Habits of strong Godot developers

  • Scenes you can run in isolation. A Player.tscn should work even when not embedded in a level — drop placeholder ground beneath, hit F6 (run current scene). Catches a class of bugs immediately.
  • F6 over F5. Run the current scene; don't always boot the whole game.

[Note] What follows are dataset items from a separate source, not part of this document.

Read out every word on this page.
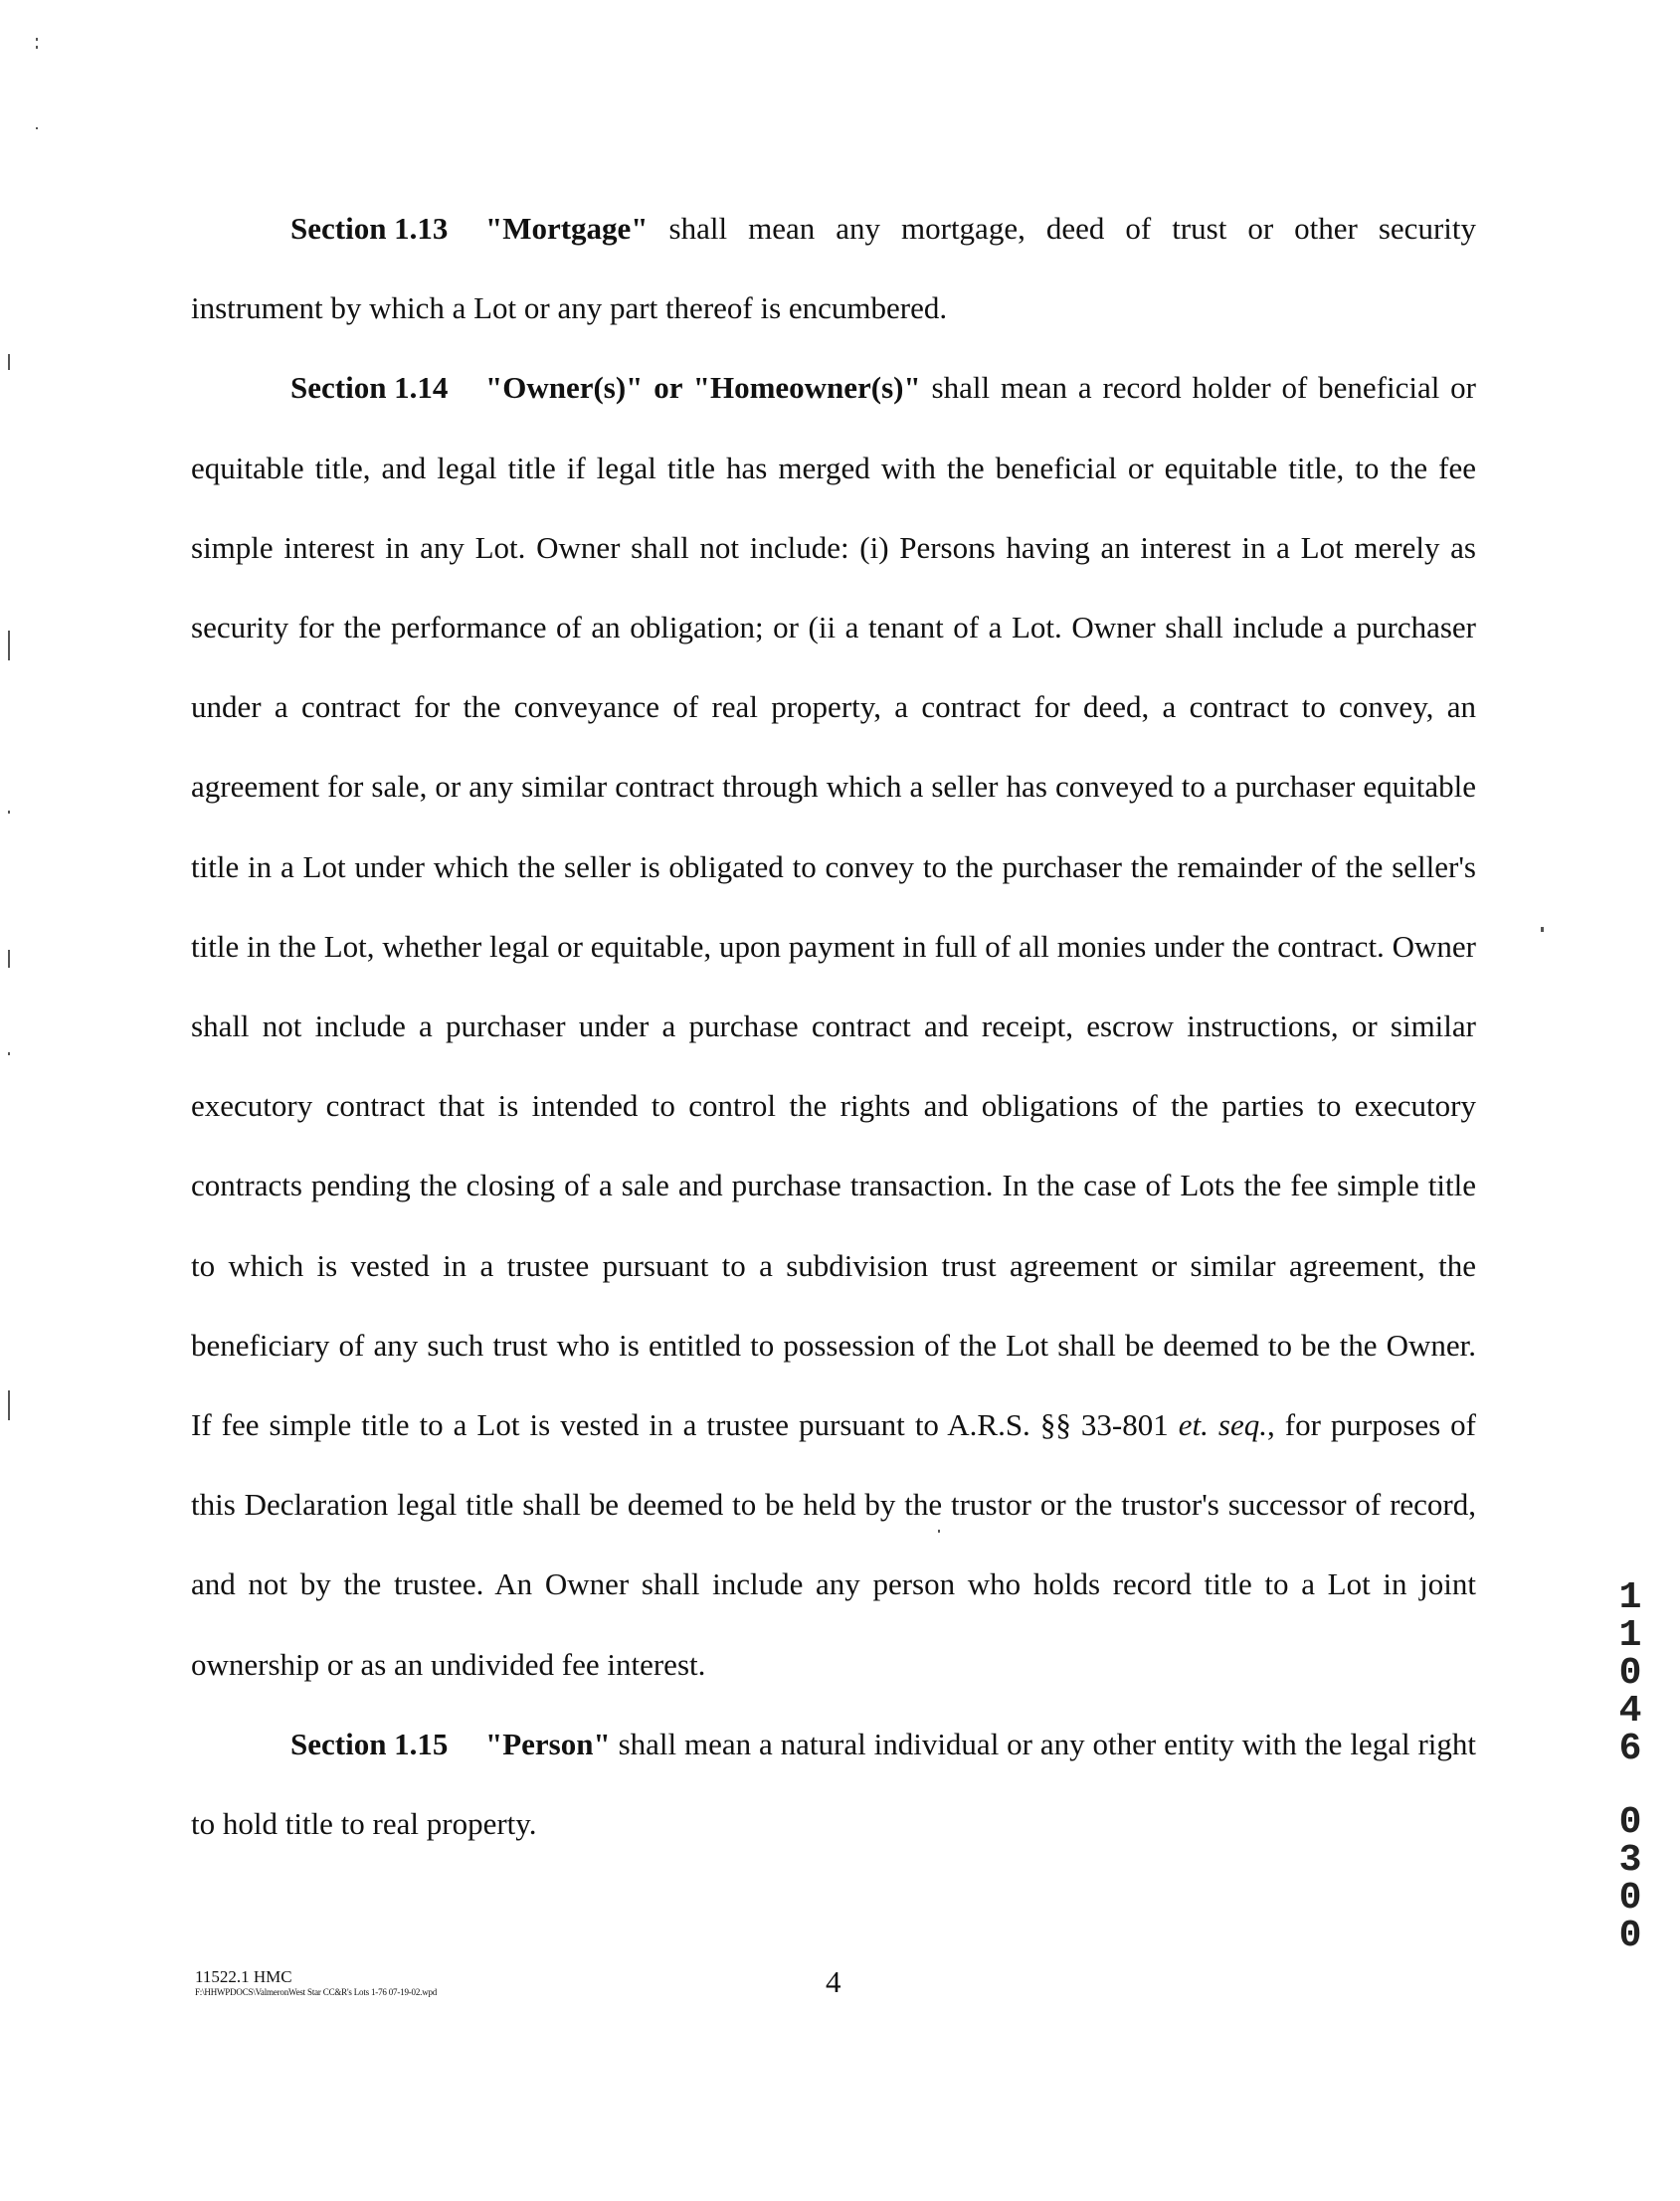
Section 1.13 "Mortgage" shall mean any mortgage, deed of trust or other security instrument by which a Lot or any part thereof is encumbered.

Section 1.14 "Owner(s)" or "Homeowner(s)" shall mean a record holder of beneficial or equitable title, and legal title if legal title has merged with the beneficial or equitable title, to the fee simple interest in any Lot. Owner shall not include: (i) Persons having an interest in a Lot merely as security for the performance of an obligation; or (ii a tenant of a Lot. Owner shall include a purchaser under a contract for the conveyance of real property, a contract for deed, a contract to convey, an agreement for sale, or any similar contract through which a seller has conveyed to a purchaser equitable title in a Lot under which the seller is obligated to convey to the purchaser the remainder of the seller's title in the Lot, whether legal or equitable, upon payment in full of all monies under the contract. Owner shall not include a purchaser under a purchase contract and receipt, escrow instructions, or similar executory contract that is intended to control the rights and obligations of the parties to executory contracts pending the closing of a sale and purchase transaction. In the case of Lots the fee simple title to which is vested in a trustee pursuant to a subdivision trust agreement or similar agreement, the beneficiary of any such trust who is entitled to possession of the Lot shall be deemed to be the Owner. If fee simple title to a Lot is vested in a trustee pursuant to A.R.S. §§ 33-801 et. seq., for purposes of this Declaration legal title shall be deemed to be held by the trustor or the trustor's successor of record, and not by the trustee. An Owner shall include any person who holds record title to a Lot in joint ownership or as an undivided fee interest.

Section 1.15 "Person" shall mean a natural individual or any other entity with the legal right to hold title to real property.

11522.1 HMC
F:\HHWPDOCS\ValmeronWest Star CC&R's Lots 1-76 07-19-02.wpd	4
1
1
0
4
6
0
3
0
0
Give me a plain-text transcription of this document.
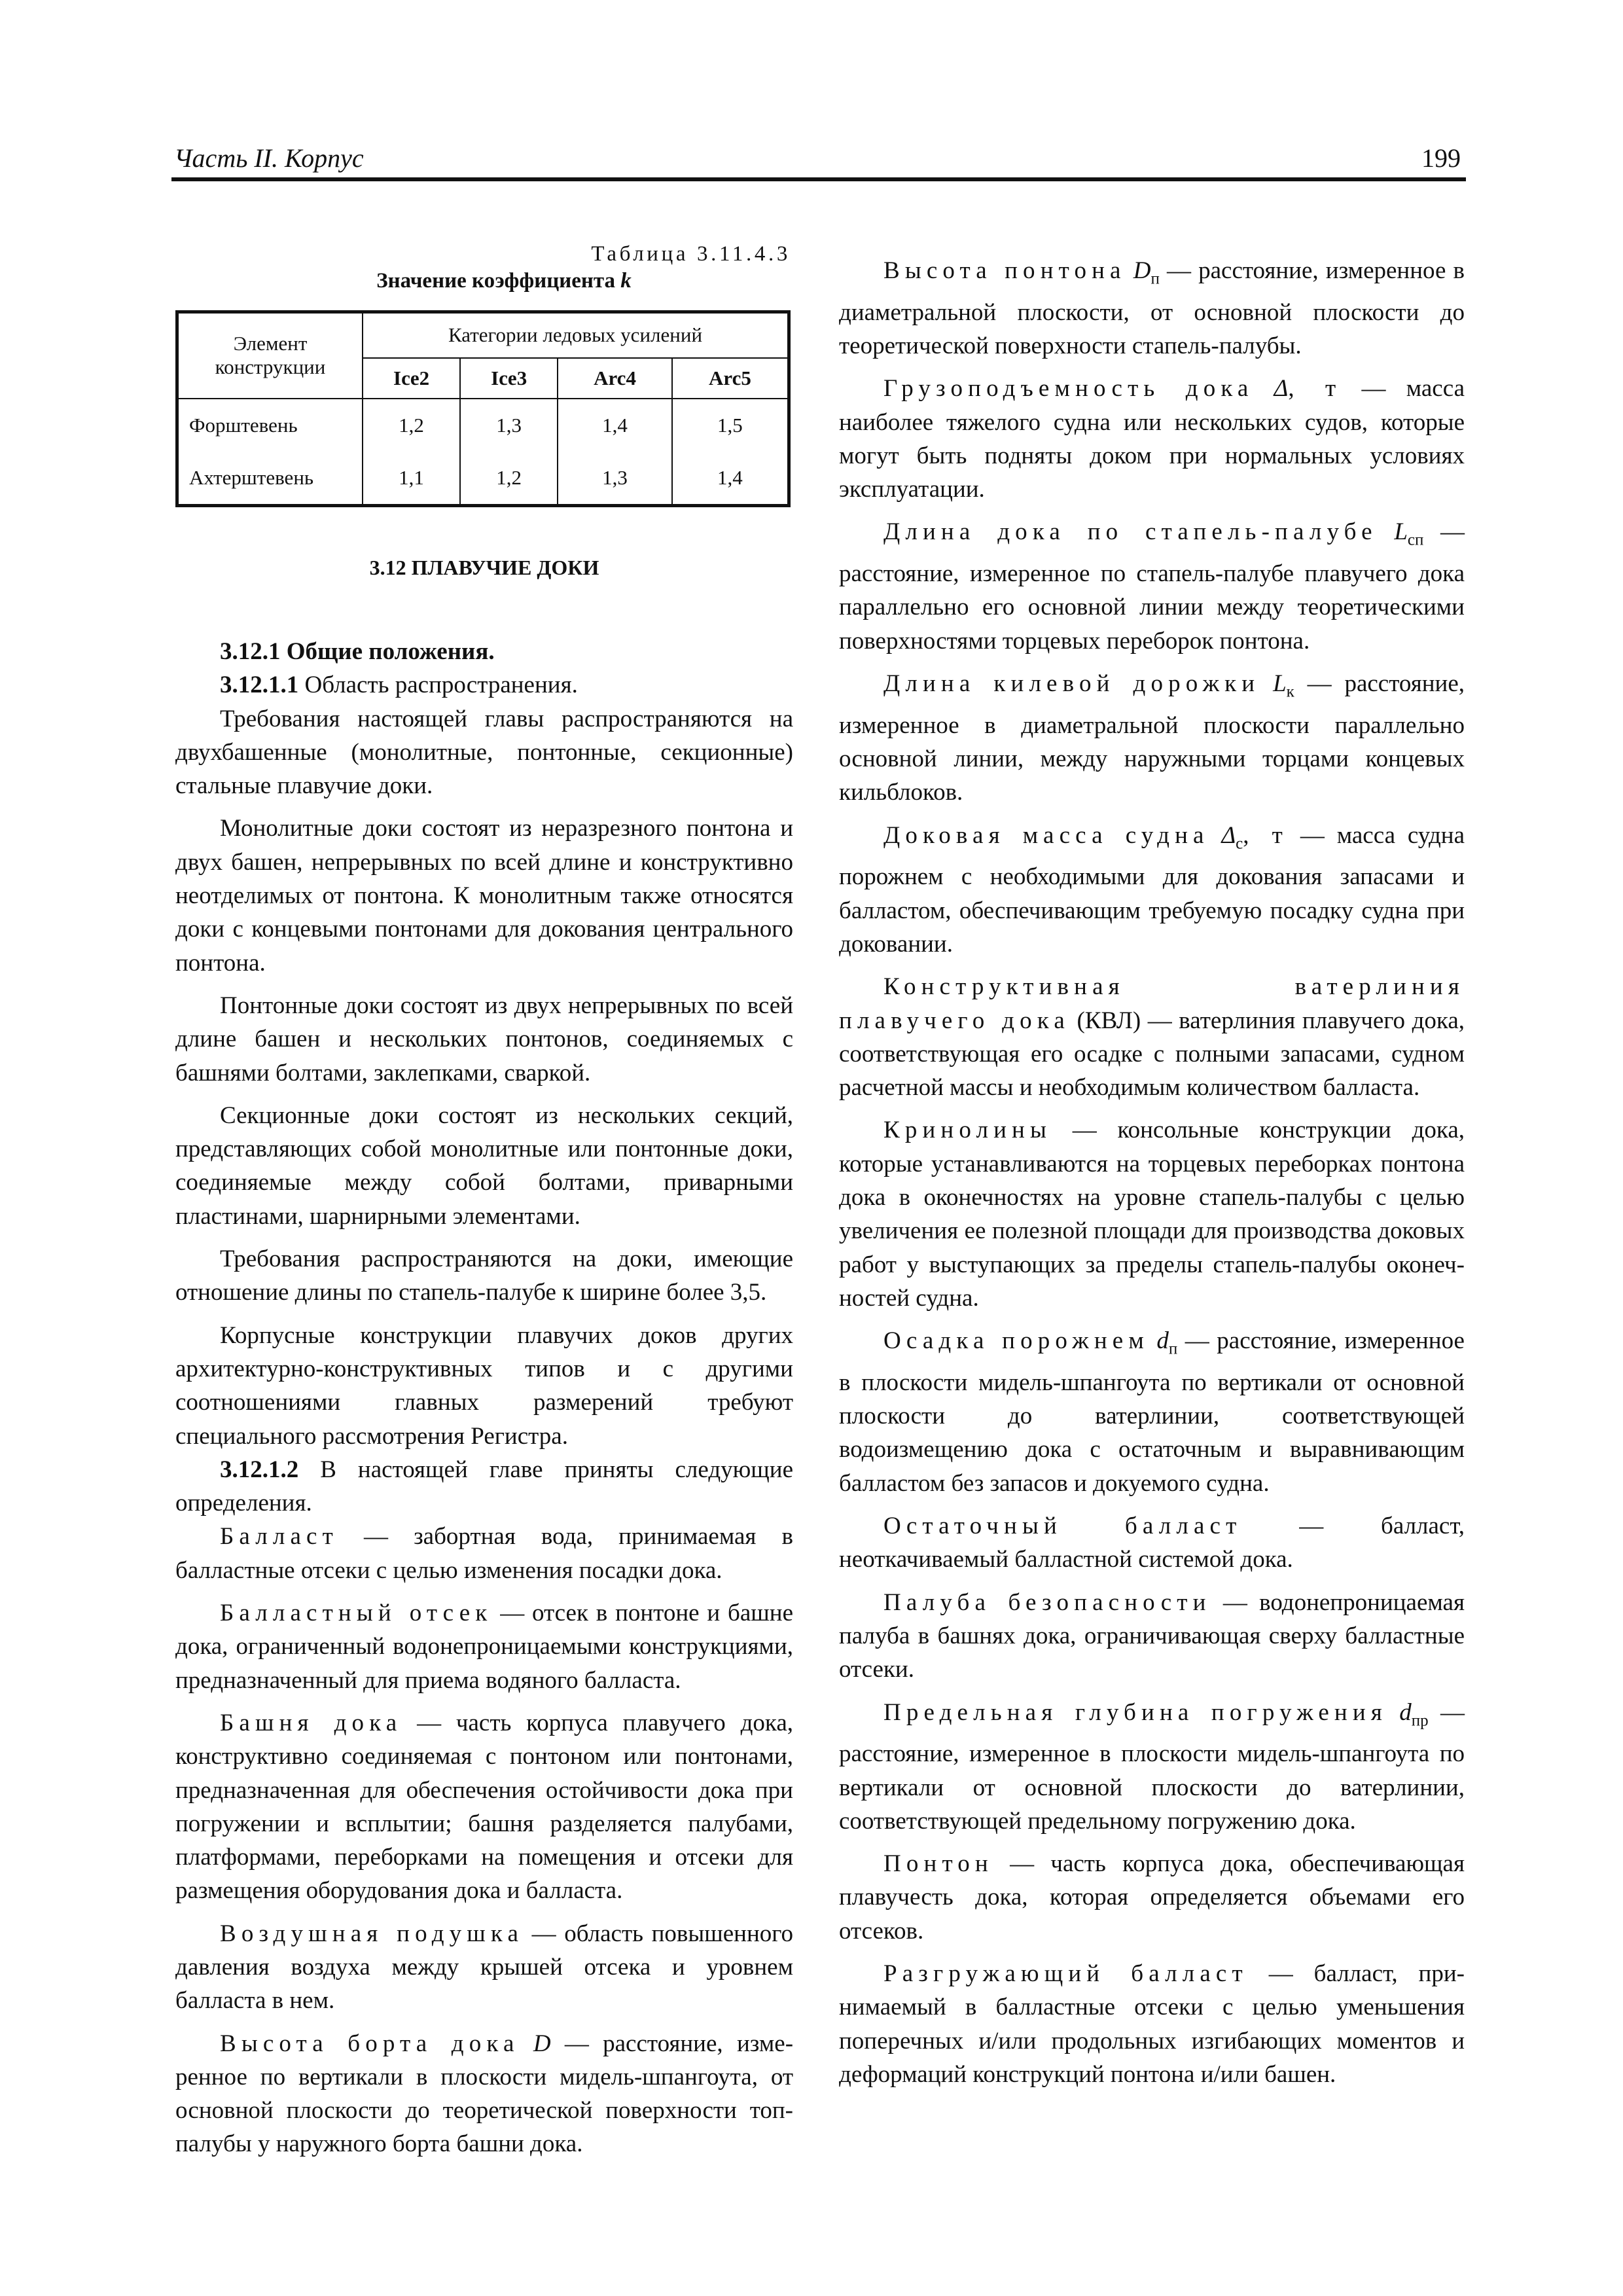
Часть II. Корпус	199
Таблица 3.11.4.3
Значение коэффициента k
Элемент конструкции	Категории ледовых усилений			
	Ice2	Ice3	Arc4	Arc5
Форштевень	1,2	1,3	1,4	1,5
Ахтерштевень	1,1	1,2	1,3	1,4
3.12 ПЛАВУЧИЕ ДОКИ

3.12.1 Общие положения.

3.12.1.1 Область распространения.

Требования настоящей главы распространяются на двухбашенные (монолитные, понтонные, секционные) стальные плавучие доки.

Монолитные доки состоят из неразрезного понтона и двух башен, непрерывных по всей длине и конструктивно неотделимых от понтона. К монолитным также относятся доки с концевыми понтонами для докования центрального понтона.

Понтонные доки состоят из двух непрерывных по всей длине башен и нескольких понтонов, соединяемых с башнями болтами, заклепками, сваркой.

Секционные доки состоят из нескольких секций, представляющих собой монолитные или понтонные доки, соединяемые между собой болтами, приварными пластинами, шарнирными элементами.

Требования распространяются на доки, имеющие отношение длины по стапель-палубе к ширине более 3,5.

Корпусные конструкции плавучих доков других архитектурно-конструктивных типов и с другими соотношениями главных размерений требуют специального рассмотрения Регистра.

3.12.1.2 В настоящей главе приняты следующие определения.

Балласт — забортная вода, принимаемая в балластные отсеки с целью изменения посадки дока.

Балластный отсек — отсек в понтоне и башне дока, ограниченный водонепроницаемыми конструкциями, предназначенный для приема водяного балласта.

Башня дока — часть корпуса плавучего дока, конструктивно соединяемая с понтоном или понтонами, предназначенная для обеспечения остойчивости дока при погружении и всплытии; башня разделяется палубами, платформами, переборками на помещения и отсеки для размещения оборудования дока и балласта.

Воздушная подушка — область повышенного давления воздуха между крышей отсека и уровнем балласта в нем.

Высота борта дока D — расстояние, измеренное по вертикали в плоскости мидель-шпангоута, от основной плоскости до теоретической поверхности топ-палубы у наружного борта башни дока.

Высота понтона $D_п$ — расстояние, измеренное в диаметральной плоскости, от основной плоскости до теоретической поверхности стапель-палубы.

Грузоподъемность дока Δ, т — масса наиболее тяжелого судна или нескольких судов, которые могут быть подняты доком при нормальных условиях эксплуатации.

Длина дока по стапель-палубе $L_{сп}$ — расстояние, измеренное по стапель-палубе плавучего дока параллельно его основной линии между теоретическими поверхностями торцевых переборок понтона.

Длина килевой дорожки $L_к$ — расстояние, измеренное в диаметральной плоскости параллельно основной линии, между наружными торцами концевых кильблоков.

Доковая масса судна $\Delta_с$, т — масса судна порожнем с необходимыми для докования запасами и балластом, обеспечивающим требуемую посадку судна при доковании.

Конструктивная ватерлиния плавучего дока (КВЛ) — ватерлиния плавучего дока, соответствующая его осадке с полными запасами, судном расчетной массы и необходимым количеством балласта.

Кринолины — консольные конструкции дока, которые устанавливаются на торцевых переборках понтона дока в оконечностях на уровне стапель-палубы с целью увеличения ее полезной площади для производства доковых работ у выступающих за пределы стапель-палубы оконечностей судна.

Осадка порожнем $d_п$ — расстояние, измеренное в плоскости мидель-шпангоута по вертикали от основной плоскости до ватерлинии, соответствующей водоизмещению дока с остаточным и выравнивающим балластом без запасов и докуемого судна.

Остаточный балласт — балласт, неоткачиваемый балластной системой дока.

Палуба безопасности — водонепроницаемая палуба в башнях дока, ограничивающая сверху балластные отсеки.

Предельная глубина погружения $d_{пр}$ — расстояние, измеренное в плоскости мидель-шпангоута по вертикали от основной плоскости до ватерлинии, соответствующей предельному погружению дока.

Понтон — часть корпуса дока, обеспечивающая плавучесть дока, которая определяется объемами его отсеков.

Разгружающий балласт — балласт, принимаемый в балластные отсеки с целью уменьшения поперечных и/или продольных изгибающих моментов и деформаций конструкций понтона и/или башен.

  • One signal bus autoload, with strict naming. "Signals start with the noun, end with the past-tense verb": player_died, score_updated, level_loaded. Consistency makes the bus readable.
  • Custom resources for everything that's "data." Items, enemies, dialogue lines, levels.
  • Editor plugins for repeated grunt work. Godot's editor is itself written in Godot — extending it is GDScript, not arcane C++.